Identification of alkynyl nicotinamide HSN748 as a RET solvent-front mutant inhibitor with intracranial efficacy.

RET solvent-front G810C/R/S mutations confer resistance to the currently approved RET protein tyrosine kinase inhibitors (TKIs) selpercatinib and pralsetinib. Moreover, RET fusion-positive lung adenocarcinoma frequently metastasizes to the brain. To address these challenges, it is imperative to develop a RET TKI that is effective against solvent-front mutations and exhibits intracranial activity. We synthesized alkynyl nicotinamide-based RET TKIs and tested their efficacy in cell cultures in inhibiting selpercatinib/pralsetinib-resistant RET solvent-front mutants G810C/R/S found in cancer patients, and in BaF3/KIF5B-RET(G810C) cell-derived subcutaneous and intracranial tumors in vivo.

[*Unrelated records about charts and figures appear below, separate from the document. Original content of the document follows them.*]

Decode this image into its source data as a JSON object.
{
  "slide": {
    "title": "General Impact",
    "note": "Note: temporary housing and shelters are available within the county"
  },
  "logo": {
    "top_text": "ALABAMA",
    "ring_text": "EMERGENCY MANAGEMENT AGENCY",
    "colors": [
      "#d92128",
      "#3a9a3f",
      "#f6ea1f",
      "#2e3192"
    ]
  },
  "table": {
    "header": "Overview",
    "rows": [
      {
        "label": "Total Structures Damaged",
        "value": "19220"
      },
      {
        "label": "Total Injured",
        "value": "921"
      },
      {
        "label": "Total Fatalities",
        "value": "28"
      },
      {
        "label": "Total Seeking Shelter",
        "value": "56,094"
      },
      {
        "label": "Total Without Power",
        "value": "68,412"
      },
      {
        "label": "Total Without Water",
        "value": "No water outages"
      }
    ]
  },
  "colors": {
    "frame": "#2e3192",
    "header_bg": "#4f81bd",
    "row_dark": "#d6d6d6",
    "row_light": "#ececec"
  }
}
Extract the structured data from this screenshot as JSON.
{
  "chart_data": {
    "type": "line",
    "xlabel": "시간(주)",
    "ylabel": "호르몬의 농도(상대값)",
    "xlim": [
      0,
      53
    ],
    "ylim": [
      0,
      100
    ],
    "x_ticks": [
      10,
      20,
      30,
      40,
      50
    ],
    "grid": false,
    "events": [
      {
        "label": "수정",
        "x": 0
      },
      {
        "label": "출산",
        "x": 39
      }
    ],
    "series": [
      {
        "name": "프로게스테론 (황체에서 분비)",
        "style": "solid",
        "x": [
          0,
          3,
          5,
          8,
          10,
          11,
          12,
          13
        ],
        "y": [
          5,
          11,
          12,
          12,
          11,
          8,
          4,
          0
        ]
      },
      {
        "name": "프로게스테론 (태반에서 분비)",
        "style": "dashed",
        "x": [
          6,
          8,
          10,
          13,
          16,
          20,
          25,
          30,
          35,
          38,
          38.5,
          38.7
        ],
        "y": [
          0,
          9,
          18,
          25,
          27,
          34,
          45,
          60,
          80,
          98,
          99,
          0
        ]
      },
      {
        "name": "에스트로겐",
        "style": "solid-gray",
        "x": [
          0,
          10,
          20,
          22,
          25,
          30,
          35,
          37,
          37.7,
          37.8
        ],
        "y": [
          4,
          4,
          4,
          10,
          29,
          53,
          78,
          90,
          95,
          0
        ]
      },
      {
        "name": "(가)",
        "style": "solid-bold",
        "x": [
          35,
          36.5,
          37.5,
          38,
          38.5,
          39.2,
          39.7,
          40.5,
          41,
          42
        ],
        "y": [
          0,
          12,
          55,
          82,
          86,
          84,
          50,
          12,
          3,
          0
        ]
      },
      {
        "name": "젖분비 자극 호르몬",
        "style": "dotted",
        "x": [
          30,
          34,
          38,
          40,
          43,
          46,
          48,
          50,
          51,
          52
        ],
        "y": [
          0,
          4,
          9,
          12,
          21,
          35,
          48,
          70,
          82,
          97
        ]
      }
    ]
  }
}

We also evaluated alkynyl nicotinamide RET TKIs in KIF5B-RET-induced lung tumors in immune competent transgenic mice, and in CCDC6-RET fusion-positive thyroid patient-derived xenograft PDX.003.047 tumors. In vivo pharmacokinetics (PK) studies were conducted to determine drug concentrations in plasma and brain. HSN748, HSND19, and HSND14 demonstrated potent inhibition of RET G810C/R/S mutants, with low nanomolar IC(50) values. HSN748 induced regression of subcutaneous B/KR(G810C) tumors without causing body weight loss. Both HSN748 and HSND19 significantly reduced KIF5B-RET-driven lung tumors in transgenic mice, and inhibited growth of CCDC6-RET-positive PDX tumors. Among three compounds (HSN748, HSND19, and HSN608) evaluated for B/KR(G810C) brain tumors, HSN748 exhibited significant intracranial tumor inhibition. PK analysis indicated that HSN748 has a brain/plasma partition coefficient (K (p)) of 0.4, demonstrating its capability to penetrate the central nervous system (CNS).